CIO914 Chart - S&T Fixed Income and Liability


The firm’s calculations find that, in the run-up to retirement, each additional year of age signifies one year less in duration. Once the participant begins retirement, duration falls more slowly as cash benefits are distributed and shorter-duration cash flows are taken off the portfolio. However, NISA emphasizes that, before a retiree reaches the age of about 80, the target duration is greater than five years—and much greater for participants who are still working and accumulating assets—suggesting that “the typical ‘core’ or broad market-duration allocations within DC plans may fall significantly short of the duration required to hedge retirement income objectives.”

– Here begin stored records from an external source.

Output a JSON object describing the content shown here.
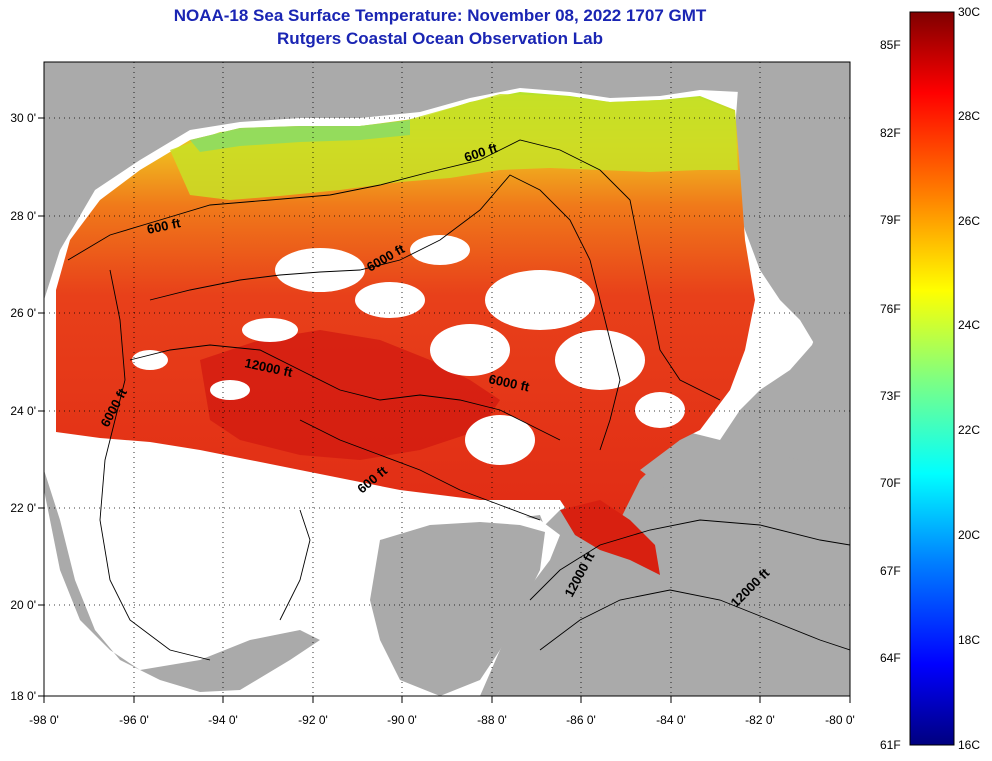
{
  "title": {
    "line1": "NOAA-18 Sea Surface Temperature:  November 08, 2022 1707 GMT",
    "line2": "Rutgers Coastal Ocean Observation Lab"
  },
  "map": {
    "lon_labels": [
      "-98 0'",
      "-96 0'",
      "-94 0'",
      "-92 0'",
      "-90 0'",
      "-88 0'",
      "-86 0'",
      "-84 0'",
      "-82 0'",
      "-80 0'"
    ],
    "lat_labels": [
      "30 0'",
      "28 0'",
      "26 0'",
      "24 0'",
      "22 0'",
      "20 0'",
      "18 0'"
    ],
    "lon_range": [
      -98,
      -80
    ],
    "lat_range": [
      18,
      31
    ],
    "contours": [
      "600 ft",
      "600 ft",
      "6000 ft",
      "6000 ft",
      "6000 ft",
      "12000 ft",
      "600 ft",
      "12000 ft",
      "12000 ft"
    ]
  },
  "colorbar": {
    "min_c": 16,
    "max_c": 30,
    "fahrenheit_labels": [
      "85F",
      "82F",
      "79F",
      "76F",
      "73F",
      "70F",
      "67F",
      "64F",
      "61F"
    ],
    "celsius_labels": [
      "30C",
      "28C",
      "26C",
      "24C",
      "22C",
      "20C",
      "18C",
      "16C"
    ],
    "colors": [
      "#00007f",
      "#0000ff",
      "#0080ff",
      "#00ffff",
      "#80ff80",
      "#ffff00",
      "#ff8000",
      "#ff0000",
      "#7f0000"
    ]
  },
  "palette": {
    "land": "#aaaaaa",
    "cloud": "#ffffff",
    "warm": "#e8341a",
    "hot": "#d81a12",
    "orange": "#f07a1a",
    "yellow": "#d8e224",
    "green": "#90e060",
    "title": "#1a25b3"
  }
}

In determining how far into the future retirement spending is likely to occur, the St. Louis, Missouri-based firm notes that duration must take into account mortality assumptions. The new drafts of life expectancy rates and improvement scales (Figures 2 and 3) from the Society of Actuaries will soon become mandated standards for corporate pension funding ratio and lump-sum payout calculations, much to the displeasure of plan sponsors who will see liabilities rise. For example, a 65-year-old male, expected to live 84.6 years under the previous scales, now has a predicted lifespan of 86.6 years. The life expectancy of a typical woman of retirement age climbs from 86.4 to 88.8 years. NISA argues that the portfolio duration should be able to adjust accordingly to changes in longevity.

 CIO914 Chart - Male Annual Mortality 

 CIO914 Chart - Female Annual Mortality 

Climbing mortality improvement rates and the increased focus on decumulation of retirement assets may only add to the institutional challenges of understanding participants’ liabilities, longevity risk, and retirement income goals, Eichhorn says. While matching fixed-income duration to that of the liability does not hedge the risk of retirees outliving their retirement income, “by upping the duration in the portfolio, what the individual is de facto doing is hedging an annuity purchase,” he says. “Even if the individual never intends to buy an annuity, it means the retiree chooses to self-insure his or her own longevity, a strategy that allows [that person] to generate stable retirement income without bearing interest rate risk along the way.”

Rocaton’s Nankof agrees that this is an area where the spillover of LDI into DC plans gets interesting: “How retirement providers hedge annuity risks through investment strategies is very much akin to LDI strategies in pension plans. These are investment strategies for the long term that might have a glide path, but instead of providing retirement income for a group of individuals as a pension would, the focus is on one retirement income for one individual.”